Que recouvre concrètement la rémunération dans une entreprise ?
Frédéric Bonneton : La rémunération, c’est le fondement du contrat de travail. À partir du moment où vous signez, vous échangez votre temps et vos compétences contre un salaire. Mais il faut aussi intégrer les rémunérations variables, comme l’intéressement et la participation, sans oublier la protection sociale : mutuelle, prévoyance, retraite.
Au final, la rémunération est à la fois le premier poste de charges fixes de la plupart des entreprises, le premier lien entre le collaborateur et l'entreprise, et un élément primordial d'attractivité, de fidélisation et de performance.
En quoi consiste une bonne politique de rémunération dans une entreprise ?
FB : Il faut d’abord définir ce qu’on peut appeler une bonne orthodoxie de rémunération en répondant à la question : « Dans votre entreprise, que rémunère le salaire fixe ? ». Vous allez ensuite définir les éléments de rémunération variable individuelle, en dehors de la rémunération variable d'équipe ou d'entreprise. Au final, une bonne politique de rémunération est une politique claire pour les collaborateurs comme pour les managers.
Aligner les rémunérations sur les stratégies de l'entreprise, est-ce que cela a un sens ?
FB : Dans mon cabinet, cela fait 27 ans que l’on se bat pour aligner les rémunérations sur les stratégies d'entreprise, alors que la rémunération correspond en général à la fonction. Il faudrait plutôt se dire : « je regarde quelle est ma contribution à la stratégie en termes de compétences et de performance ». Ce qui amène à des politiques de rémunération très différentes. L'inconvénient ? En créant une différence, il devient difficile de se comparer au marché. Mais cette altérité peut aussi attirer : « Venez chez nous, nous avons une stratégie précise et nous vous rémunérons en fonction de votre contribution à cette stratégie ». Ce message peut devenir clé en tant qu’outil de management.
Et comment faire pour s’aligner ?
FB : Au lieu de partir des objectifs qui sont corrélés à la fonction, il faut partir des objectifs qui sont corrélés à la stratégie. Prenons un exemple : la fonction d’un commercial est de faire du chiffre d'affaires.

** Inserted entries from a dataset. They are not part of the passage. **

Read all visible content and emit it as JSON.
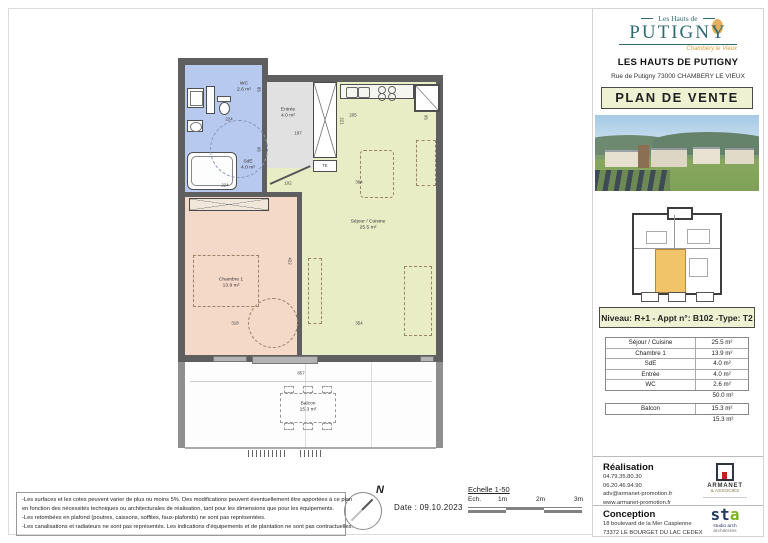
{
  "branding": {
    "logo_top": "Les Hauts de",
    "logo_main": "PUTIGN",
    "logo_y": "Y",
    "logo_subtitle": "Chambéry le Vieux"
  },
  "header": {
    "title": "LES HAUTS DE PUTIGNY",
    "address": "Rue de Putigny 73000 CHAMBERY LE VIEUX",
    "doc_type": "PLAN DE VENTE"
  },
  "unit": {
    "label": "Niveau: R+1 - Appt n°: B102 -Type: T2"
  },
  "areas": {
    "rows": [
      {
        "label": "Séjour / Cuisine",
        "value": "25.5 m²"
      },
      {
        "label": "Chambre 1",
        "value": "13.9 m²"
      },
      {
        "label": "SdE",
        "value": "4.0 m²"
      },
      {
        "label": "Entrée",
        "value": "4.0 m²"
      },
      {
        "label": "WC",
        "value": "2.6 m²"
      }
    ],
    "total": "50.0 m²",
    "balcony_row": {
      "label": "Balcon",
      "value": "15.3 m²"
    },
    "balcony_total": "15.3 m²"
  },
  "plan": {
    "rooms": {
      "wc": {
        "name": "WC",
        "area": "2.6 m²"
      },
      "sde": {
        "name": "SdE",
        "area": "4.0 m²"
      },
      "entree": {
        "name": "Entrée",
        "area": "4.0 m²"
      },
      "sejour": {
        "name": "Séjour / Cuisine",
        "area": "25.5 m²"
      },
      "chambre": {
        "name": "Chambre 1",
        "area": "13.9 m²"
      },
      "balcon": {
        "name": "Balcon",
        "area": "15.3 m²"
      }
    },
    "cotes": [
      "224",
      "85",
      "65",
      "224",
      "187",
      "102",
      "205",
      "65",
      "221",
      "364",
      "354",
      "422",
      "318",
      "857"
    ],
    "te_label": "TE"
  },
  "footer": {
    "north": "N",
    "date": "Date : 09.10.2023",
    "scale_title": "Echelle 1-50",
    "scale_prefix": "Ech.",
    "scale_ticks": [
      "1m",
      "2m",
      "3m"
    ],
    "legal_lines": [
      "-Les surfaces et les cotes peuvent varier de plus ou moins 5%. Des modifications peuvent éventuellement être apportées à ce plan",
      "en fonction des nécessités techniques ou architecturales de réalisation, tant pour les dimensions que pour les équipements.",
      "-Les retombées en plafond (poutres, caissons, soffites, faux-plafonds) ne sont pas représentées.",
      "-Les canalisations et radiateurs ne sont pas représentés. Les indications d'équipements et de plantation ne sont pas contractuelles."
    ]
  },
  "contacts": {
    "realisation": {
      "title": "Réalisation",
      "lines": [
        "04.79.35.80.30",
        "06.20.46.94.90",
        "adv@armanet-promotion.fr",
        "www.armanet-promotion.fr"
      ]
    },
    "conception": {
      "title": "Conception",
      "lines": [
        "18 boulevard de la Mer Caspienne",
        "73372 LE BOURGET DU LAC CEDEX"
      ]
    },
    "armanet_logo": {
      "name": "ARMANET",
      "sub": "& ASSOCIÉS"
    },
    "sta_logo": {
      "st": "st",
      "a": "a",
      "caption1": "studio arch",
      "caption2": "architectes"
    }
  },
  "colors": {
    "teal": "#2f6b72",
    "orange": "#dd9c3c",
    "wall": "#5f5f5f",
    "room_blue": "#b7c9ee",
    "room_green": "#e9edc6",
    "room_salmon": "#f5d9c8",
    "room_gray": "#e1e1e1",
    "doc_box_bg": "#eef2d3",
    "unit_highlight": "#f2c469"
  }
}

Si ma stratégie demain, c'est d'aller vers d'autres types de clients, je vais avoir du mal à le convaincre, sauf à rajouter des « surcouches » de rémunération. Mais si ma stratégie, c'est d'aller vers de nouveaux clients ou de nouvelles offres, les équipes commerciales vont naturellement suivre. Concernant la stratégie des salaires, elle devra être orientée sur les compétences utiles au projet d'entreprise.
Est-ce les salariés montrent des craintes de voir leur rémunération changer ?
FB : Quand on va voir des collaborateurs en leur disant que le système de rémunération va changer, il y a toujours cette crainte. Pour la gommer, il faut d’abord écouter les collaborateurs via des groupes d'expression. Il faut aussi intégrer dans nos propositions les croyances collectives qui existent au sein de l’entreprise : « Si tu ne dis rien, tu ne seras pas augmenté », « l’entreprise ne prévoit des augmentations qu’une fois tous les trois ans »…
Quelles sont les clés du succès d'une rémunération liée à la performance ?
FB : Il y a trois clés :
- Il faut que ce soit lisible.
- En tant collaborateur, il faut que je puisse avoir un impact dessus.
- Il faut que la rémunération soit à la hauteur de l'effort que vous allez me demander.
L'intéressement aux performances peut-il concerner des entreprises de toutes tailles et tous secteurs d'activité ?
FB : L’intéressement vient de la loi ; il peut donc s’appliquer partout. S’il ne s'applique pas beaucoup aux PME, c'est sans doute par manque de connaissance ou de compréhension du sujet. C’est dommage parce que l’intéressement est d’abord un outil de management : on peut l’associer à des objectifs de performance par équipes. C'est un véritable un outil de rémunération qui en plus, dans le cadre de la loi, permet d'aller jusqu'à 20 % de la masse des salaires sans charges sociales. L’intéressement peut donc concerner toutes les entreprises et tous les secteurs d’activité. Mieux, il DOIT.